My life feels like the end of a movie and I have no idea where it's going from here. I am at the credits or the "Happily Ever After" part and I'm only 24! You see, the problem is that I've based most of my life off of what I've seen on the screen and now there is no guide line. No dialog. No exciting plot development. All I've got is credits, which sounds great and it IS great, but also quite scary. Allow me to explain...
I met my wonderful, perfect boyfriend at the age of 16. We started dating in high school and everyone thought we'd be done by the time second semester of college rolled around - We weren't. We lasted 4 1/2 years until he hit a early life crisis and dumped me for an amazonian, bleach blond with an inferiority complex and I started dating a busser from my work...followed by the guitarist from his band...ouch. After a few months, he realized his mistake and I realized mine. It took awhile for him to gain my trust again, but we are now together and convinced that we are indeed "Soul Mates" if such a thing exists. I have a job teaching music to 6th-12th graders, which has been my goal since I was 15 and I just got a cat. My life is the end of a movie (A movie that will be written someday...mark my words).

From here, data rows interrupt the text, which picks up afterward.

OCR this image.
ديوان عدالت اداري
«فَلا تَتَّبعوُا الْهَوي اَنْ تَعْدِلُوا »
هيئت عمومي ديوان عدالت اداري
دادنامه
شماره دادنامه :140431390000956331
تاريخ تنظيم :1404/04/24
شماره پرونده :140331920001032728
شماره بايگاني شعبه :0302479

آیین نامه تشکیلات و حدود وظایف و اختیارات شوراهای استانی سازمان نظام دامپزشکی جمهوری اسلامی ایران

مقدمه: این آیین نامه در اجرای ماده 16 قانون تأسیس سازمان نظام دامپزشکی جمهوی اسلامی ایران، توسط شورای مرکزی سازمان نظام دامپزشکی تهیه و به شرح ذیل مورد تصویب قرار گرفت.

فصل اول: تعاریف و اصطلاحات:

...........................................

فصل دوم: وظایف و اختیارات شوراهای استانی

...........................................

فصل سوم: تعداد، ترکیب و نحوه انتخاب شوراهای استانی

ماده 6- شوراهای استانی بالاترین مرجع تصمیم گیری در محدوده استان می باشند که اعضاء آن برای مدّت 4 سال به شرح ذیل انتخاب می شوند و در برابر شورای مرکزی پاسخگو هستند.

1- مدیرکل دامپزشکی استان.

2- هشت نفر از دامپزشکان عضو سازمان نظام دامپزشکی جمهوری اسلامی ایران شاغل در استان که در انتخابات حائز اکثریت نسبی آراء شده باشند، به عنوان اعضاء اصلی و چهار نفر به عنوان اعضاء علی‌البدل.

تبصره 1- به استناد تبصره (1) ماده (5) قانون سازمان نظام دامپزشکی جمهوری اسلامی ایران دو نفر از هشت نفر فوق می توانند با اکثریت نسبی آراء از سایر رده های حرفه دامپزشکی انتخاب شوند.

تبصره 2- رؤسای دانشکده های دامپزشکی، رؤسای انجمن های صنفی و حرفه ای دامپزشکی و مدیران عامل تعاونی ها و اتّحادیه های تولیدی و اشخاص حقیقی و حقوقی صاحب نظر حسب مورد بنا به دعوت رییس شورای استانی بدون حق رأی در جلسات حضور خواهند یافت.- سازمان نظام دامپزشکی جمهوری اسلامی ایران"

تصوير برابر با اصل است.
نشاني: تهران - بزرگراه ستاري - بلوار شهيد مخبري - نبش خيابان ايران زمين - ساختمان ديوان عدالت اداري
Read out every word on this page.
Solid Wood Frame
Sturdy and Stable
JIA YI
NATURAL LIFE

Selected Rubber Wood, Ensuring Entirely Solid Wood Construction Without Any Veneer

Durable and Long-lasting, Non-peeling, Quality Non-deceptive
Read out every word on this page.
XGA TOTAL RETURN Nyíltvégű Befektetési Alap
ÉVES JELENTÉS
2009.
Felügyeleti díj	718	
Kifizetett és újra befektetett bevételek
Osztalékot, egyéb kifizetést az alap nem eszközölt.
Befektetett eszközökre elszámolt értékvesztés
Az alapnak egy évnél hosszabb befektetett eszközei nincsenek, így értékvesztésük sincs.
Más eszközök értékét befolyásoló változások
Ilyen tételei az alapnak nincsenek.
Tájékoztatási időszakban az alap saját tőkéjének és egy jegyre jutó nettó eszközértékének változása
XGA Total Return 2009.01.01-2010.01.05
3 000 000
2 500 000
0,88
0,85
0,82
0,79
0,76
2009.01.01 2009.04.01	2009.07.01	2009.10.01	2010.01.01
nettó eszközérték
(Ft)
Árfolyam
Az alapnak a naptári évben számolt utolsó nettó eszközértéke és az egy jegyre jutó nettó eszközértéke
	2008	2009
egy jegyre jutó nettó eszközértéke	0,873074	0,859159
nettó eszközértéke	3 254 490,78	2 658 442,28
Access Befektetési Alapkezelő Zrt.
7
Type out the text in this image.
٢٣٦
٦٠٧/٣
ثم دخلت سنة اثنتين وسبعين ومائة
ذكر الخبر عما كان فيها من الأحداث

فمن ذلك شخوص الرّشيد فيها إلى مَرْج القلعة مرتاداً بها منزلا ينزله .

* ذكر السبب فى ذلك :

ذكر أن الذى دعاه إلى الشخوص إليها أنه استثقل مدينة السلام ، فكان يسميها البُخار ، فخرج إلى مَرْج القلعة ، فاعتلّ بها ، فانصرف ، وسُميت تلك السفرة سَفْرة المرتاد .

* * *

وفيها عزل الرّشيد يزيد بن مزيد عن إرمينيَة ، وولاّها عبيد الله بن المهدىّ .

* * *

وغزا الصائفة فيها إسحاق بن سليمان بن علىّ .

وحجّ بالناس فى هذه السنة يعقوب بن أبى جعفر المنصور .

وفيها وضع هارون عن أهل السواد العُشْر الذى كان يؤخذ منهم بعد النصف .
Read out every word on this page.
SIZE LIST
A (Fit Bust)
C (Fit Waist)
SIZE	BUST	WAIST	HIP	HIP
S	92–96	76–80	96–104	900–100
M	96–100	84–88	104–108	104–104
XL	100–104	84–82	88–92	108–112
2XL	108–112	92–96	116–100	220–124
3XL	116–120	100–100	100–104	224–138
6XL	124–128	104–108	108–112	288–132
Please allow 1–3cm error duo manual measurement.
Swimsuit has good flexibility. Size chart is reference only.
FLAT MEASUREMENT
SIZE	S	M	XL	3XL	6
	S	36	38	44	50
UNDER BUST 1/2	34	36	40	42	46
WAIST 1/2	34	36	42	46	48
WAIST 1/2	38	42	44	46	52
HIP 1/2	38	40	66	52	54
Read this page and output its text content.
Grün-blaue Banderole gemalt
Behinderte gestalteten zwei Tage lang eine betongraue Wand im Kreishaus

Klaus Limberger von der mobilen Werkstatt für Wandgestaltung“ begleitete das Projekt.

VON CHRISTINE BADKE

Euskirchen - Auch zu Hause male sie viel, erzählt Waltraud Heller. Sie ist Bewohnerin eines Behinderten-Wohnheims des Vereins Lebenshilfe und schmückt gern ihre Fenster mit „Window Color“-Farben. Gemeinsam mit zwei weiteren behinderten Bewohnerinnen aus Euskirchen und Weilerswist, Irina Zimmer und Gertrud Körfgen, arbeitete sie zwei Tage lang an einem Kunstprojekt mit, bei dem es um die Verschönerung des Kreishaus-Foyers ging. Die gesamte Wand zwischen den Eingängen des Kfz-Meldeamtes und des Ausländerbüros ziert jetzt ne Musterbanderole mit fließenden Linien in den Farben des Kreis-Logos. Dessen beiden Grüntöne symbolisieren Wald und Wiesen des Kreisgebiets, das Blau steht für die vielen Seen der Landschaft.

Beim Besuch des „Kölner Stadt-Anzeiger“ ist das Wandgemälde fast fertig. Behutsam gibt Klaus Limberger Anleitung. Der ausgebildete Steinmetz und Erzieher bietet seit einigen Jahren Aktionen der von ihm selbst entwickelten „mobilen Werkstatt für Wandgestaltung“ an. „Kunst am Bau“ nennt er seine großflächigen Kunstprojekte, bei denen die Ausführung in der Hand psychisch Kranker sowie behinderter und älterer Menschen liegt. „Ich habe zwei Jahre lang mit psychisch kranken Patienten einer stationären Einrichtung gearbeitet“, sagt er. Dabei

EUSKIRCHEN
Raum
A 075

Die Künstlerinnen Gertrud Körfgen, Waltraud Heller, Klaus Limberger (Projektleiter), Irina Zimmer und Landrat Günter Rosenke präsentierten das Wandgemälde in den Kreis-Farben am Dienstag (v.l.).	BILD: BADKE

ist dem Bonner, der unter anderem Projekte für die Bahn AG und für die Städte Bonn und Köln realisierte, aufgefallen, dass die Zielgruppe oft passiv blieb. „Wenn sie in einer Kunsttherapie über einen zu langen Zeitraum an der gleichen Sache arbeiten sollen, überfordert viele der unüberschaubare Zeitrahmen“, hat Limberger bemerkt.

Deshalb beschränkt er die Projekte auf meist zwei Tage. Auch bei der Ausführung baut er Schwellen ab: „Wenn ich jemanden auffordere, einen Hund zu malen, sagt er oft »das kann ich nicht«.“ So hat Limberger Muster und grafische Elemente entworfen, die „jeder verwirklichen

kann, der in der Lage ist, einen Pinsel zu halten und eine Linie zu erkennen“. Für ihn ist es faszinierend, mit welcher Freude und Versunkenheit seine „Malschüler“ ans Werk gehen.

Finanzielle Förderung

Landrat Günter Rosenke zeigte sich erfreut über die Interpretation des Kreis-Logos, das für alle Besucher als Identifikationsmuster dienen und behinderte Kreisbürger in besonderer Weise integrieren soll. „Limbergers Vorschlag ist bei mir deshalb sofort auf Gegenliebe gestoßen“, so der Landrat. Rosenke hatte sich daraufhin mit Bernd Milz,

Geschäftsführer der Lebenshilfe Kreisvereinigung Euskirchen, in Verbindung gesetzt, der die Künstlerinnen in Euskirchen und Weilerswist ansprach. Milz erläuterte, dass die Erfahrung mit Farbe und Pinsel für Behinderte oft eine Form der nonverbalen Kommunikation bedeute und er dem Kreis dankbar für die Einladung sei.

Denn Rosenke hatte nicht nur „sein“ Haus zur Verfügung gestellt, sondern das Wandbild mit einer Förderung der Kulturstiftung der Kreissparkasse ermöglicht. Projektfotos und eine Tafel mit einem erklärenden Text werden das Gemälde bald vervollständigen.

Now, it's the day after Christmas - my favorite time of the year! I want to start this blog to remember what "The year I had everything" was really like. I want to chronicle what happens in a chick flick after the warring couple finally find each other again and kiss on the NY City street corner. Ian and I are so happy and I feel like Meg Ryan or Amy Adams. This is an experiment to find out if a chick flick can be made of a stable relationship (the only one I've seen that has has been Julie and Julia). I think it can be done.
I'm a super busy teacher (50+ hours a week) but I will do my best. For hope!